In the Saturday RGJ article titled “Rescue may miss many who need it”, University of Nevada, Reno economist Tom Cargill said of the new Obama plan “it’s a terrible waste of taxpayers’ money. It uses taxpayers’ money to support bad decisions made by people to buy homes they can’t afford.” Personally, I highly disagree.
We are looking at homeowners that now realize that they are $200,0000-$500,000 upside down in their homes. These were all qualified buyers, who all put down 20% or more and are underwater. Mr. Cargill, please tell these tens of thousands of Nevada homeowners tough luck and that they made bad decisions. Please tell them to forget that they owe more money than most and to go out and become consumers again and run up their credit cards and spend money so the economy can grow and the banks can profit and they just need to suck it up and in 7-12 years, if they are lucky, their homes just might, maybe have some equity in them.
What needs to be done? I suggest the radical notion of the following: protect the principal, protect the investors, encourage homeowners to pay off their principal loan balances. First, work with all homeowners that have homes underwater and who are current on their payments. Move all loans to a .5% interest based on a 15 year amortized loan. Years 1-5 are at .5%, years 6-8 are at 4%, years 9+ are at 6%.
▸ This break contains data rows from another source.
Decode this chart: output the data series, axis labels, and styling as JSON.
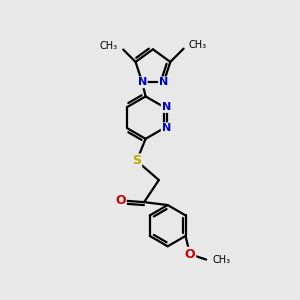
{
  "background_color": "#e8e8e8",
  "bond_color": "#000000",
  "N_color": "#0000cc",
  "O_color": "#cc0000",
  "S_color": "#bbaa00",
  "line_width": 1.6,
  "fig_bg": "#e8e8e8",
  "xlim": [
    0,
    10
  ],
  "ylim": [
    0,
    10
  ]
}
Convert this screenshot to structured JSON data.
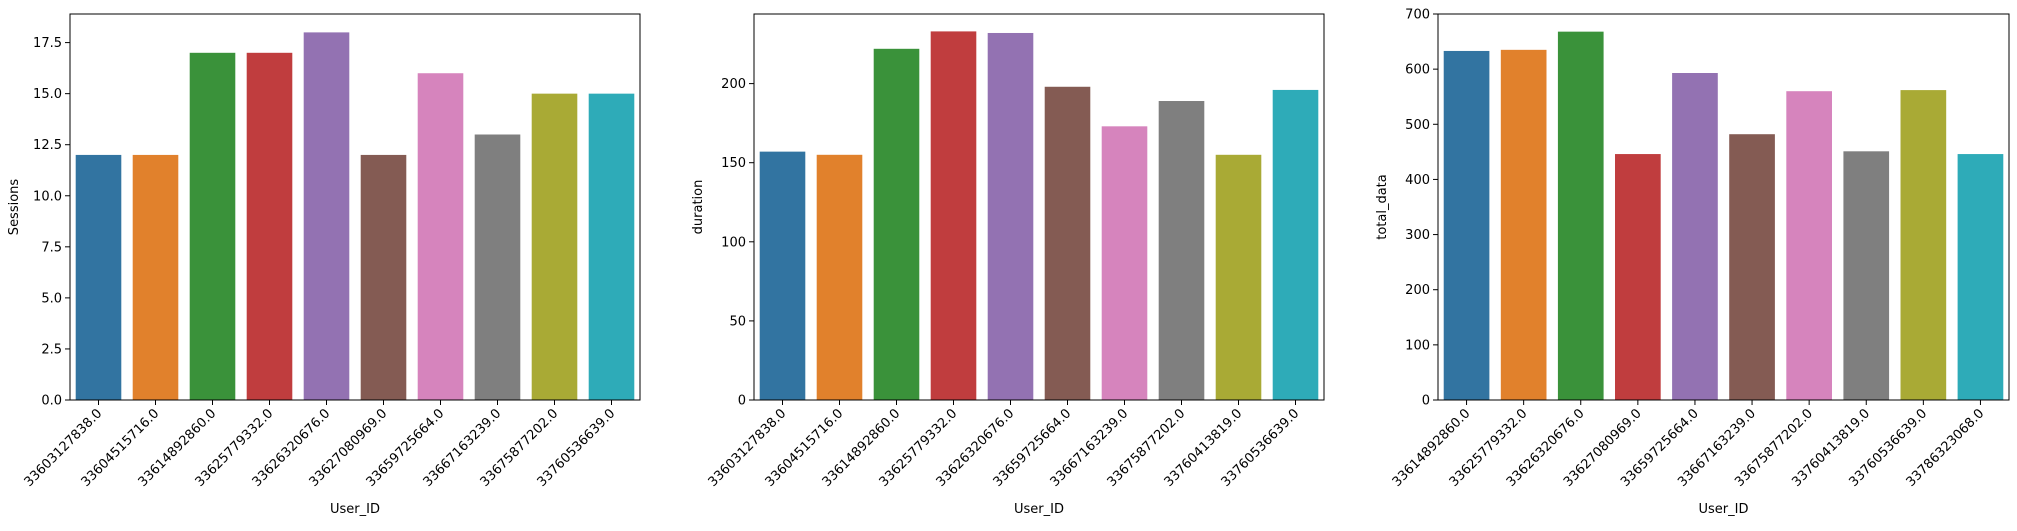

Example: A $300,000 loan @ 5.5%/30 years has a P.I. payment of $1,703 per month. .5% has a payment of $1,730 per month. The point here is that many homeowners are short selling as much as they realize that it will easily be 10 years before they have equity but can make the payment. With a 15 year loan not only do we have free and clear homes in 15 years in a mere 5-7 years, the loans will have been paid down so much that with no appreciation whatsoever in the housing market the homeowner will have equity.
For those homeowners that are not current they can be offered 20, 25, 30 year loans. In the same example the loan payment would drop over $800 per month on a 30 year loan. If that does not save the homeowner then per Mr. Cargill they truly overbought or their income has been cut so much that foreclosure is their only option.
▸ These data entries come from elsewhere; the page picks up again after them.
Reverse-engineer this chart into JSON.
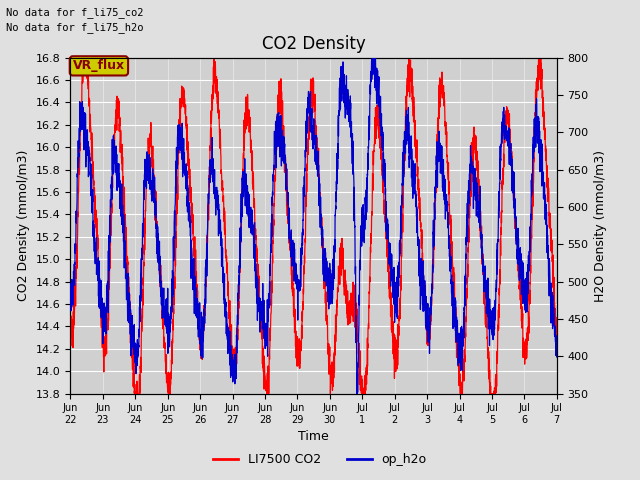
{
  "title": "CO2 Density",
  "xlabel": "Time",
  "ylabel_left": "CO2 Density (mmol/m3)",
  "ylabel_right": "H2O Density (mmol/m3)",
  "ylim_left": [
    13.8,
    16.8
  ],
  "ylim_right": [
    350,
    800
  ],
  "yticks_left": [
    13.8,
    14.0,
    14.2,
    14.4,
    14.6,
    14.8,
    15.0,
    15.2,
    15.4,
    15.6,
    15.8,
    16.0,
    16.2,
    16.4,
    16.6,
    16.8
  ],
  "yticks_right": [
    350,
    400,
    450,
    500,
    550,
    600,
    650,
    700,
    750,
    800
  ],
  "xtick_labels": [
    "Jun\n22",
    "Jun\n23",
    "Jun\n24",
    "Jun\n25",
    "Jun\n26",
    "Jun\n27",
    "Jun\n28",
    "Jun\n29",
    "Jun\n30",
    "Jul\n1",
    "Jul\n2",
    "Jul\n3",
    "Jul\n4",
    "Jul\n5",
    "Jul\n6",
    "Jul\n7"
  ],
  "text_no_data_co2": "No data for f_li75_co2",
  "text_no_data_h2o": "No data for f_li75_h2o",
  "vr_flux_label": "VR_flux",
  "legend_co2": "LI7500 CO2",
  "legend_h2o": "op_h2o",
  "line_color_co2": "#ff0000",
  "line_color_h2o": "#0000cc",
  "bg_color": "#e0e0e0",
  "plot_bg_color": "#d0d0d0",
  "grid_color": "#ffffff",
  "vr_flux_bg": "#cccc00",
  "vr_flux_text_color": "#880000"
}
Drastic? Not really. Homeowners take homes off the market, principal is preserved, fewer homes for sale, better chance for stabilization. Better stabilization and growth, better tax income for the city, better confidence in an individual’s personal financial position, the more likely they are to spend money. The more money they spend the more taxable income to the state, the more confidence homeowners have about themselves, the more likely to buy services, the more services they buy, the more companies can expand and hire. The more people that have jobs the better the economy and so on.
What about the federal government and the bailout money? Well obviously .5% for 5 years is a bit painful for the banks so that money goes to give the banks/investors a 2% additional return for years 1-5. When a seller sells in years 1-5 they pay to the federal government a percentage of the profits, if any, as a form of repayment.
Investors get their principal, banks stop write- downs, banks stop paying tens of thousands of employees to handle bad debt, banks save hundreds of millions of dollars on foreclosure costs and write-offs, homes come off the market and prices stabilize.